Tracking dogs are trained to follow the scent of a person or animal by using their nose as their guide. They use their sense of smell to find missing people, criminals, drugs, and even bombs! The process of nose work dog training involves teaching them how to recognize different scents so they know what they’re looking for when out on patrol (or just playing outside).
5) Agility Training
Agility training is a form of dog sport in which dogs are encouraged to run, jump, climb fences, walk on obstacles such as seesaws and A-frames, and negotiate other devices designed to test their agility and obedience.
It’s a great way to bond with your dog. It's also a fun way to get them out of the house and have some fun, especially if you don't have a yard for them to run around in. Agility can be an excellent form of exercise for the body and mind, as it requires both physical strength and mental agility from both you and your pup.
6) Herding and Weight Pulling
Herding and weight pulling are two fun sports that you can do with your dog. Herding involves herding sheep, goats, or cattle, while weight pulling involves having your dog pull a weighted sled. Both of these sports are great for both you and your dog!
When choosing a breed of working dog for either sport, it's important to look at the size and strength of their build as well as their temperament. For example: if you want to compete in herding trials with cattle, a Border Collie would be ideal because they have been bred specifically for this task since medieval times.
However, if you're looking for something smaller like sheep or goats, then maybe consider getting an Australian Shepherd instead--they're known for being energetic but easy-going dogs, which makes them perfect companions both on land and in water!

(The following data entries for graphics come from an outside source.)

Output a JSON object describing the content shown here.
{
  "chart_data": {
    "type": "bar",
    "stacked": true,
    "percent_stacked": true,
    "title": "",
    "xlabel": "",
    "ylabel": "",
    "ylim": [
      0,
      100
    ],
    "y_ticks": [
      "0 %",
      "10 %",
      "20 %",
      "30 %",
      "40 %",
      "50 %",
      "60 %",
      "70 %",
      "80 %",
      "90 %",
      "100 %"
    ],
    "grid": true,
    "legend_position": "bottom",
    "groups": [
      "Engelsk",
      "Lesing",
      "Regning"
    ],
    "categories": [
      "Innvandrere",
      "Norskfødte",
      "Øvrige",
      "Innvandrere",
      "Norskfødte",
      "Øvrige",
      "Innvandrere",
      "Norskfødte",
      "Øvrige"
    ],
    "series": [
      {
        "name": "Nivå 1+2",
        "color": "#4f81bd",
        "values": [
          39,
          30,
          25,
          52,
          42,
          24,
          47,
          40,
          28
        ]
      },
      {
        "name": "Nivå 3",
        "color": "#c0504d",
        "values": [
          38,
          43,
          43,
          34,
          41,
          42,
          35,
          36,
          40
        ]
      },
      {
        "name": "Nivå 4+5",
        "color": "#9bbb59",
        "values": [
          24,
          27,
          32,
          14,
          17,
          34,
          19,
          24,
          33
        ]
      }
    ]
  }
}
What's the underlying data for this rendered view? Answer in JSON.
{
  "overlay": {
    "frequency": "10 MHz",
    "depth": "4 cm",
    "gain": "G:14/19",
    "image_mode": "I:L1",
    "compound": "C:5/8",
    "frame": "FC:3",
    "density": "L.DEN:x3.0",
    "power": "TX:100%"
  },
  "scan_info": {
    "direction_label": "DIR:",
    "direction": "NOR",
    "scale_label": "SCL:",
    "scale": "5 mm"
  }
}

Protecting Your Dog’s Joints While Working
As you know, your working dogs are extremely active. They need their joints to be healthy and strong so they can get the job done. The wear and tear of everyday life, including strenuous physical activity, can put stress on their bodies, causing painful conditions like arthritis or joint inflammation.
It’s important to protect your working dog's joints with a supplement like Canine Cush that contains 4 potent ingredients, hand-selected for your dog’s joint health:
- Eggshell membrane is a natural, highly bioavailable source of glucosamine, chondroitin, hyaluronic acid and collagen.
- CBD is a non-psychoactive compound derived from cannabis plants that provides relief from inflammation and pain without the adverse effects that anti-inflammatory drugs have. It’s also legal in all 50 states!
- Boswellia is an antioxidant and super anti-inflammatory, proven to help protect dogs from arthritis and joint disease.
- Curcumin is another super anti-inflammatory with scientifically-backed benefits.
→Highly recommended: Our veterinarian-formulated Canine Cush supplement will truly make a difference for your dog’s joint health. Start as a puppy and continue for life for optimal effect.←
Strengthening Your Bond
Training a working dog is a rewarding experience that will strengthen the bond between you and your pet. It's important to remember that training doesn't have to be a stressful experience for either party involved, so take it slow and steady as you go through each stage of training together!